I have already indicated that I would reject the view that civil, as opposed to “criminal or regulatory” law has nothing to do with the implementation of the State’s duty to vindicate personal rights. I believe it to be absolutely contrary to established authority and to the opinion of the legal academic exponent of the Constitution, the late Professor Kelly. I have already discussed to some extent the McSorley case, in the course of summarising the arguments for the Roche defendants, above. I wish to say by way of summary that that was a case where, in the plaintiff’s view, there were two concurrent wrongdoers, Cork Corporation and Mr. O’Mahony, Solicitor. They sued the first of these and obtained an order for the payment of a specific sum with which they were apparently dissatisfied. They then proceeded to sue the other alleged concurrent wrongdoer in the hope, apparently, of getting a larger bite of the cherry. In my view, the form of abuse exhibited on those facts is abuse by multiplicity of proceedings. I believe that the facts of the McSorley case provide no useful analogy whatever to those of the present case. Here, the plaintiff, so far from multiplying proceedings, has sued seven defendants in the one set of proceedings, which in my opinion is proper procedure on his part.

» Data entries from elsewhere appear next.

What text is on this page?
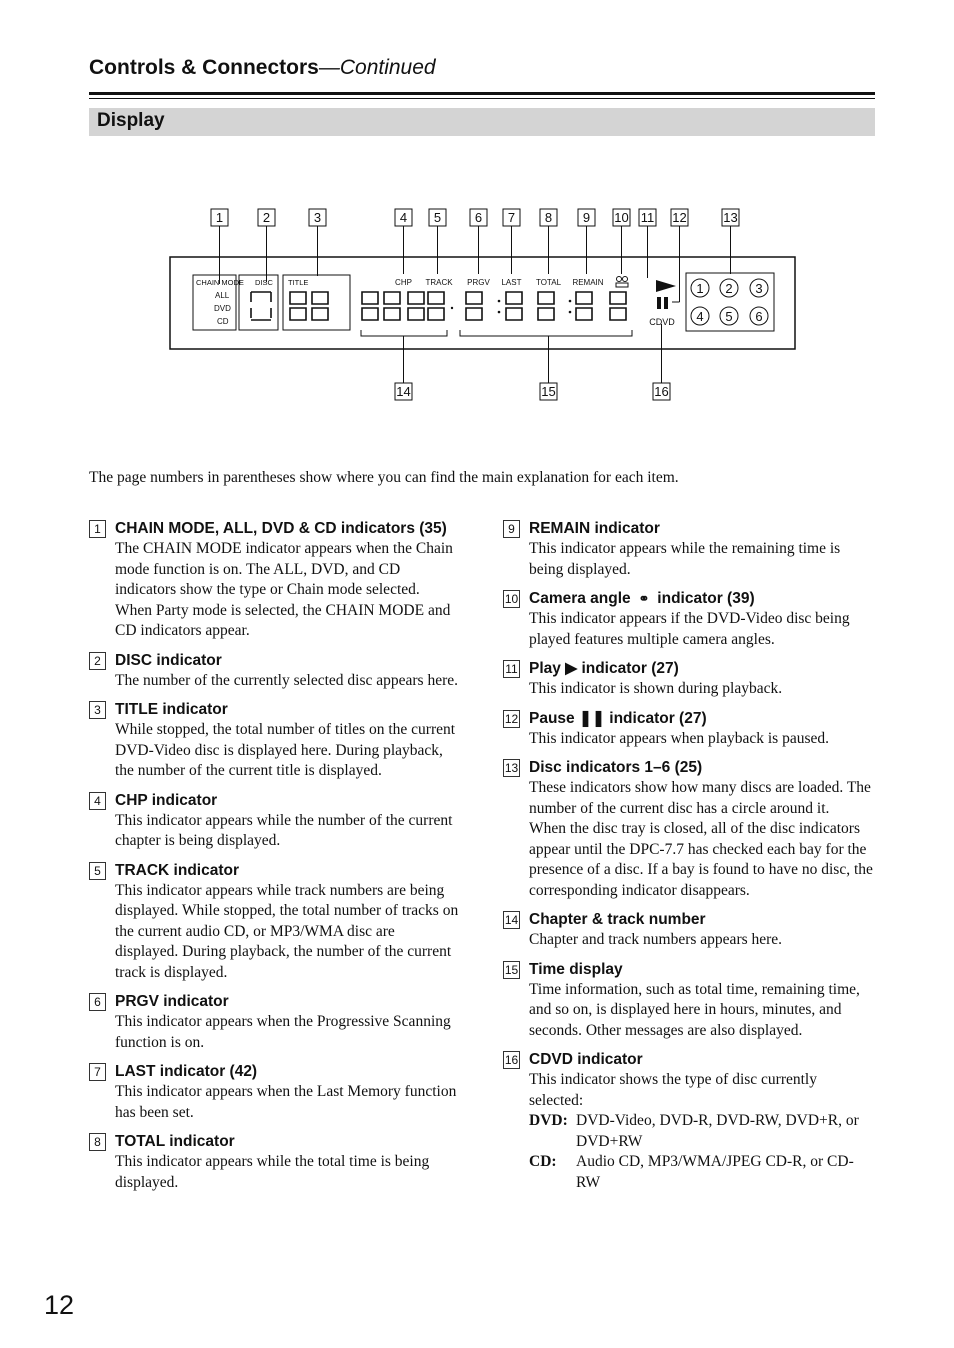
Controls & Connectors—Continued
Display
1	2	3	4 5	6 7 8 9 10 11 12	13
14	15	16
CHAIN MODE DISC TITLE
ALL
DVD
CD
CHP TRACK PRGV LAST TOTAL REMAIN
CDVD
1 2 3
4 5 6
The page numbers in parentheses show where you can find the main explanation for each item.
1 CHAIN MODE, ALL, DVD & CD indicators (35)
The CHAIN MODE indicator appears when the Chain mode function is on. The ALL, DVD, and CD indicators show the type or Chain mode selected. When Party mode is selected, the CHAIN MODE and CD indicators appear.
2 DISC indicator
The number of the currently selected disc appears here.
3 TITLE indicator
While stopped, the total number of titles on the current DVD-Video disc is displayed here. During playback, the number of the current title is displayed.
4 CHP indicator
This indicator appears while the number of the current chapter is being displayed.
5 TRACK indicator
This indicator appears while track numbers are being displayed. While stopped, the total number of tracks on the current audio CD, or MP3/WMA disc are displayed. During playback, the number of the current track is displayed.
6 PRGV indicator
This indicator appears when the Progressive Scanning function is on.
7 LAST indicator (42)
This indicator appears when the Last Memory function has been set.
8 TOTAL indicator
This indicator appears while the total time is being displayed.
9 REMAIN indicator
This indicator appears while the remaining time is being displayed.
10 Camera angle ⚭ indicator (39)
This indicator appears if the DVD-Video disc being played features multiple camera angles.
11 Play ▶ indicator (27)
This indicator is shown during playback.
12 Pause ❚❚ indicator (27)
This indicator appears when playback is paused.
13 Disc indicators 1–6 (25)
These indicators show how many discs are loaded. The number of the current disc has a circle around it.
When the disc tray is closed, all of the disc indicators appear until the DPC-7.7 has checked each bay for the presence of a disc. If a bay is found to have no disc, the corresponding indicator disappears.
14 Chapter & track number
Chapter and track numbers appears here.
15 Time display
Time information, such as total time, remaining time, and so on, is displayed here in hours, minutes, and seconds. Other messages are also displayed.
16 CDVD indicator
This indicator shows the type of disc currently selected:
DVD: DVD-Video, DVD-R, DVD-RW, DVD+R, or DVD+RW
CD:	Audio CD, MP3/WMA/JPEG CD-R, or CD-RW
12
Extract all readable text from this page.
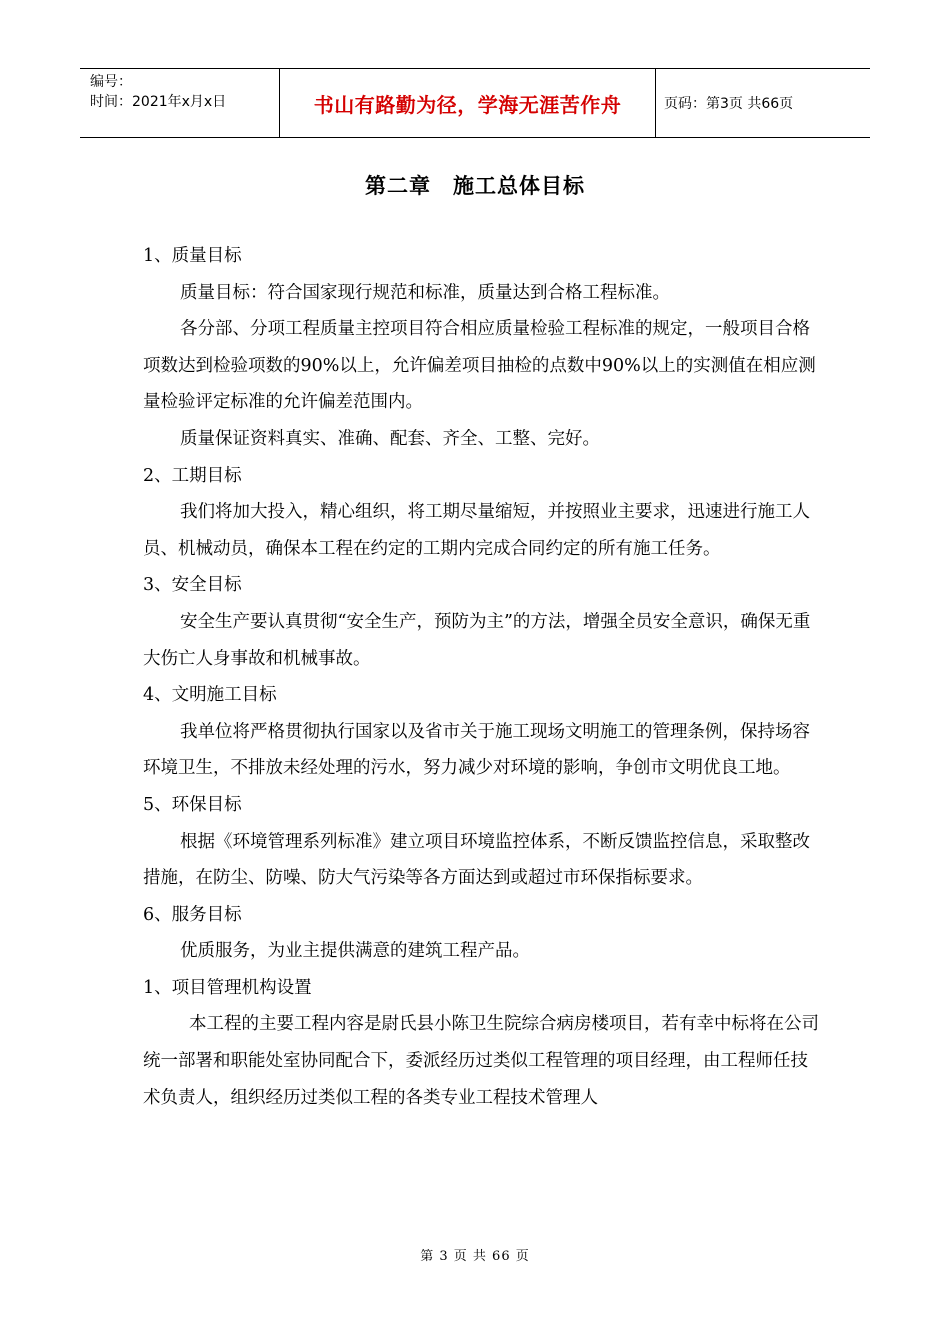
编号：
时间：2021年x月x日	书山有路勤为径，学海无涯苦作舟	页码：第3页 共66页
第二章　施工总体目标

1、质量目标

质量目标：符合国家现行规范和标准，质量达到合格工程标准。

各分部、分项工程质量主控项目符合相应质量检验工程标准的规定，一般项目合格项数达到检验项数的90%以上，允许偏差项目抽检的点数中90%以上的实测值在相应测量检验评定标准的允许偏差范围内。

质量保证资料真实、准确、配套、齐全、工整、完好。

2、工期目标

我们将加大投入，精心组织，将工期尽量缩短，并按照业主要求，迅速进行施工人员、机械动员，确保本工程在约定的工期内完成合同约定的所有施工任务。

3、安全目标

安全生产要认真贯彻“安全生产，预防为主”的方法，增强全员安全意识，确保无重大伤亡人身事故和机械事故。

4、文明施工目标

我单位将严格贯彻执行国家以及省市关于施工现场文明施工的管理条例，保持场容环境卫生，不排放未经处理的污水，努力减少对环境的影响，争创市文明优良工地。

5、环保目标

根据《环境管理系列标准》建立项目环境监控体系，不断反馈监控信息，采取整改措施，在防尘、防噪、防大气污染等各方面达到或超过市环保指标要求。

6、服务目标

优质服务，为业主提供满意的建筑工程产品。

1、项目管理机构设置

本工程的主要工程内容是尉氏县小陈卫生院综合病房楼项目，若有幸中标将在公司统一部署和职能处室协同配合下，委派经历过类似工程管理的项目经理，由工程师任技术负责人，组织经历过类似工程的各类专业工程技术管理人

第 3 页 共 66 页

I also wish to reiterate that I do not accept that the finding that a death was caused by the wrongful act of another person is a finding which confers no tangible benefit on the relatives of the deceased, in circumstances such as the present, for the reasons set out above.
Expenditure.
We have already seen, in the quotation from the Act of 1961, that a person entitled to sue for the wrongful death of another may recover funeral expenses and “other expenses actually incurred”. There is, in my opinion, a bona fide and justiciable issue between the parties as to whether the considerable and expensive research engaged in by the plaintiff preparation for the inquest into the deceased’s death is expenditure recoverable under the statute. It is clearly expenditure which would not have arisen but for the death of the deceased and which was foreseeable and appears to me, at least arguably, thus to be recoverable. The plaintiff’s case may derive some support on this point from the judgment of Barington J. in Condon v. CIE & Ors. (unreported, High Court, Barrington J., 16th November, 1984). But I do not intend to decide this issue or to consider the cases cited on it, for the reasons given by Costello J. in D.K. v. King, cited above. It is sufficient to say that the existence of that or any other justiciable issue between the parties in my view of itself would preclude an order striking out the proceedings at present.


Conclusion.
I would dismiss the Appeal and affirm the Order of the High Court.